Originalmente restrita ao campo da computação e, posteriormente, ao ambiente corporativo, a noção de integridade da informação vem sendo gradualmente empregada no campo acadêmico, jurídico, governamental e na sociedade civil organizada como uma questão vital para enfrentar, por exemplo: i) o negacionismo científico, especialmente nas áreas ambiental e de saúde pública; ii) a perseguição a minorias, como indígenas, quilombolas e a população LGBTQIA+, ou a maiorias minorizadas, como mulheres e negros; iii) e a ascensão de projetos políticos demagógicos, antipopulares, fascistas e autoritários.
No que diz respeito à produção da informação, a integridade refere-se, basicamente, à veracidade do produto informativo. No campo da distribuição, ela diz respeito à necessidade de democratização do ambiente informacional. Na esfera da circulação, diz respeito à mediação sociotécnica dos fluxos de informação. Na esfera da recepção, consumo e uso da informação, envolve a credibilidade atribuída às fontes de informação, bem como a relevância conferida à informação circulante.
Além das esferas de produção, distribuição, circulação e consumo da informação, há ainda uma questão sensível: a preservação e custódia da informação, que envolve sua representação e organização eficientes em termos de armazenamento e produção de metadados, de modo a facilitar sua recuperação.
Diante da imensa quantidade de informação em circulação na contemporaneidade e das particularidades sociotécnicas das plataformas digitais, que se tornaram onipresentes e essenciais para a maioria das atividades ligadas à produção, distribuição, circulação, consumo, preservação e custódia da informação, esse conjunto adquire uma dimensão política e geopolítica que pode afetar a soberania da maioria das nações, incluindo o Brasil. Isso se deve à concentração da propriedade física e jurídica de plataformas digitais e data centers capazes de realizar tal armazenamento em poucas e gigantescas corporações privadas com fins lucrativos, a maioria delas situada nos Estados Unidos, cujos acionistas majoritários são magnatas desse país.

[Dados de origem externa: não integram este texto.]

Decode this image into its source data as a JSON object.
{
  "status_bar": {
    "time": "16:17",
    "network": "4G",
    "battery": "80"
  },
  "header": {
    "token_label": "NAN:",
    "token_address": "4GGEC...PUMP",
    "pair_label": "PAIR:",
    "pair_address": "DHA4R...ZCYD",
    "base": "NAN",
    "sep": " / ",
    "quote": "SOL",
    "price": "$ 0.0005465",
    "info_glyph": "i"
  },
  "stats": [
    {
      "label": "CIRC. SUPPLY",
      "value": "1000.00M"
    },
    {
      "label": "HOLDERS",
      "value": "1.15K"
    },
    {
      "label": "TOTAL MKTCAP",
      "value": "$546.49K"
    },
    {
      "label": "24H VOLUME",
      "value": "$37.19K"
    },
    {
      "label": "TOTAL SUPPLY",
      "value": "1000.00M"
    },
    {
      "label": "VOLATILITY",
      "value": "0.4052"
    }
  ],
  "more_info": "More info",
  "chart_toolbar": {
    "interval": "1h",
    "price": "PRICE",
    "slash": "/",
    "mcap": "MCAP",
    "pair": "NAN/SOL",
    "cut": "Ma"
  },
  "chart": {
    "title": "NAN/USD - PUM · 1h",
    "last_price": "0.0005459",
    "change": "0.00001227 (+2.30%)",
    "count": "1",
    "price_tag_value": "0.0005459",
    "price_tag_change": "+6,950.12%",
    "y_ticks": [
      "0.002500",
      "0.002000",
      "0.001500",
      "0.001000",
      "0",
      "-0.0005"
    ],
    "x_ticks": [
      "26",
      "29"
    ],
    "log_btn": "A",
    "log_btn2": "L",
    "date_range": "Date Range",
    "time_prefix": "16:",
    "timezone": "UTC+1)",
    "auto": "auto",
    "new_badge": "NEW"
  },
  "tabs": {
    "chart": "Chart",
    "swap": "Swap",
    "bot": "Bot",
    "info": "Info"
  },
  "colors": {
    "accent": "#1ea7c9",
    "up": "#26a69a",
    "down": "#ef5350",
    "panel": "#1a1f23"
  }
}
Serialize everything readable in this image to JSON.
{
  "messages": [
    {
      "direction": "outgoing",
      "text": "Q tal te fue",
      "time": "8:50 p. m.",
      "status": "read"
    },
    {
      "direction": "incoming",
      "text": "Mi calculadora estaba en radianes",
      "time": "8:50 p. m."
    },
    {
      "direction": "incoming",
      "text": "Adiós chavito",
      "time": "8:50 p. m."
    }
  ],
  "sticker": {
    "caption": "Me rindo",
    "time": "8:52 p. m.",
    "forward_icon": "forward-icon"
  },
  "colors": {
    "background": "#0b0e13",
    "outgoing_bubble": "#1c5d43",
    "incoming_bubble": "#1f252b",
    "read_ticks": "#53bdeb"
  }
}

Nesse contexto, e sem jamais perder de vista a relação necessária entre integridade da informação e veracidade, o quadro geral mostra-se ainda mais complexo, pois o controle dos fluxos informativos, bem como de seu armazenamento e custódia, está subordinado a interesses corporativos estadunidenses, que nem sempre convergem com o interesse público de outras nações ou do próprio povo estadunidense.
A China, por outro lado, é, senão a única, a mais importante exceção nesse cenário, dada a independência de suas plataformas, sistemas de busca e data centers.
Diante desse contexto, a Liinc em Revista abre esta chamada de trabalhos para pesquisas teóricas e aplicadas de todos os campos do conhecimento científico que discutam as seguintes questões, sempre em articulação com o tema geral da chamada, Segurança Cibernética - Integridade da Informação e Soberania Nacional: os casos do Brasil e da China.
- Análise crítica de projetos e experiências no Brasil.
- Análise crítica de projetos e experiências na China.
- Implicações culturais e ideológicas da insegurança cibernética.
- Ameaças à soberania nacional resultantes da ausência de soberania digital.
- Potencial de desenvolvimento econômico e social sustentável da soberania digital.
- Obstáculos políticos, econômicos e tecnológicos para a soberania digital do Brasil.
- Novas propostas cientificamente fundamentadas para a promoção da integridade da informação, articulando as esferas de produção, circulação, consumo, preservação, custódia e recuperação da informação.
- Dimensões éticas da integridade da informação e da soberania nacional.
- Regulação das plataformas digitais e direitos difusos.